A second workshop on Traditional Chinese Medicine (TCM), organized by CAS-JIC Centre of Excellence for Plant and Microbial Science (CEPAMS), was held virtually on 9 and 10 January 2022. More than 80 researchers and students from plant science, botany, taxonomy, chemistry, synthetic biology and clinical sciences attended the interdisciplinary workshop.
2022 CEPAMS Workshop on Traditional Chinese Medicine was virtually held. (Image by IGDB)
TCM has a long history in China and is gradually being widely recognized by the world, said Professor XU Zhihong, a CAS Member and the former President of Peking University, in his opening speech. His view was that the internationalization of TCM will be the trend in the future.
Professor XU Zhihong’s giving the opening speech. (Image by IGDB)
Due to the rapid development of synthetic biology, and research on genomics and secondary metabolism of TCM plants, crucial species of secondary metabolites or natural products with medicinal importance can be produced in yeast or fungi sustainably and efficiently.

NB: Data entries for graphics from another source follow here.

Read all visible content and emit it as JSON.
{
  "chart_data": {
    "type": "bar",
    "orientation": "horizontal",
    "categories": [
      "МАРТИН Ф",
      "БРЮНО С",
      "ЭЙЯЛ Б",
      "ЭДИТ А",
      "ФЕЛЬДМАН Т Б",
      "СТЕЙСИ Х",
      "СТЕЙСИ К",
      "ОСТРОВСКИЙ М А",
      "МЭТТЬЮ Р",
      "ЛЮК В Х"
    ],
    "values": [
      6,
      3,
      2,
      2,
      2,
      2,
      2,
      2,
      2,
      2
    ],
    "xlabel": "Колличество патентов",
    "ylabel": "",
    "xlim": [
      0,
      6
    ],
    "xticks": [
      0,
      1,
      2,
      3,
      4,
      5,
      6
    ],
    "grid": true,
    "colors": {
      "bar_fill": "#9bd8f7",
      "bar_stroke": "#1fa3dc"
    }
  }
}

“The combination of basic plant research and pharmacological research of TCM will make new discoveries in this field, which will enhance the well-being of all mankind.” XU said.
The attendees came from 13 Chinese and British universities or institutions, including Peking University, Shanghai University, Shanghai Jiao Tong University, Sichuan University, Southwest University, Capital Medical University, Beijing University of Chinese Medicine, China Academy of Chinese Medical Sciences, CAS Center for Excellence in Molecular Plant Science, Shanghai Institute of Materia Medica and Institute of Genetics and Developmental Biology of CAS, as well as the John Innes Centre (JIC), Kew Royal Botanic Gardens, and the University of East Anglia in the UK.
Speakers from English and China gave presentations and discussed the TCM research progresses. (Image by IGDB)
During the two-day workshop, participants discussed TCM research advances and progress in understanding secondary metabolism and natural product production in medicinal plants. They agreed on the need for TCM to be sustainable as its use grows globally and discussed different ways to scale up production including using biotechnology to boost production in microbes or using plants instead of microbes to generate the active ingredients of interest. They explored the artificial distinction made between TCM and other forms of medicine and how combinations of different therapies might be optimal in future.
The workshop established a platform to connect British and Chinese scientists in this field to foster substantive cooperation and to establish long-term friendly relations. This will promote the development of TCM around the world and for global public good.